Posted by on Apr 1, 2011 in Homeschooling |

In every western languages, the set of forenames in conventional life is surprisingly narrow. In countries where there is an established Biblical Church, the choice of names out of which a name may be chosen is generally regulated by the Church or by a secular powers working within a Christian cultural tradition. These are names with some Christian association (in particular, a name that was borne by a figure appeared in the New Testament, an early saint, or a saint with a local belief). Some of them have sustained translate German into English in the past. The main sources for these forenames are the following:

• The Bible (New Testament): Forenames such as Matthew, Mark, Luke, John, Paul, or Mary have links in every European language, with many changed and hypocoristic ways, that have given growth to enormous myriads of surnames. Attention should also be made here of the Hispanic tradition of Marian names, according to which a relation of the Virgin Mary can produce a female first name, despite the noun investigated is masculine in grammar gender. Such names include Pilar, Remedios, and Dolores.
• The Bible (Old Testament): Old Testament names are, of course, of Israeli etymology, and many of them are existed as Jewish forenames. In their vernacular European forms, names such as Job, Ezekiel, Ebenezer, Zillah, or Mehitabel have been used by Christian fundamentalists (Puritans, Dissenters) since the 16th century. There were advanced language services even that times. These names are not used by mainstream groups such as Roman Catholics or High-Church Anglicans, except in cases where an Old Testament name had also emerged by an early Christian saint (e.g., David, Daniel). Some Old Testament names, specifically female names, for example Deborah or Rebecca, have become very popular among Protestants, partly because the scope of New Testament women names is very narrow indeed.
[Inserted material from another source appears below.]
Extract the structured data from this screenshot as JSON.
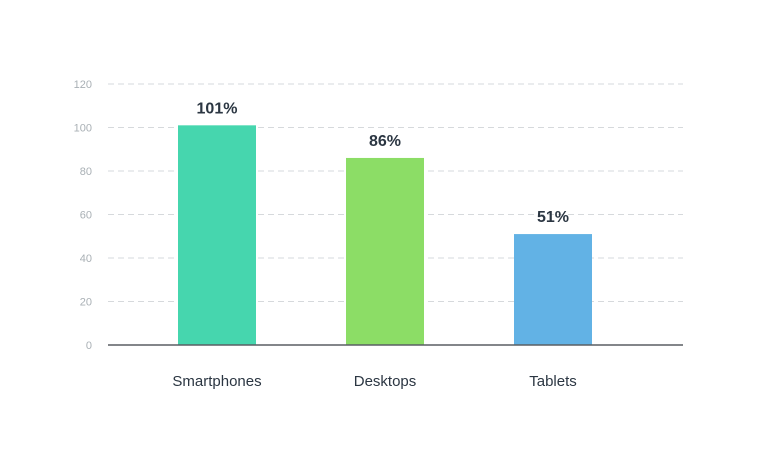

• First Christian saints: Several saints’ names are very developed (e.g., Anthony, Francis, Martin, Bernard) and are produced by Roman Catholics, Protestants, and religion officers alike. Others, like Teresa, Dominic, Ignatius, and Aloysius, are developed mainly or exclusively by Roman Catholics. After Roman Catholics in mainland Europe, a habitual given name is often chosen in honor of a saint who is the patron of the locality in which the infant is born. For example, the Napolitano name Gennaro is associated chiefly with Naples, Italy, and its saint, San Gennaro, a bishop beheaded at Pozzuoli at times of persecution of Christians in 304 A.D. Leocadia is associated with Toledo, Spain and its patron saint, who was a virgin martyr who met a similar fate in or about the same year and in whose memory the male form Leocadio is also used.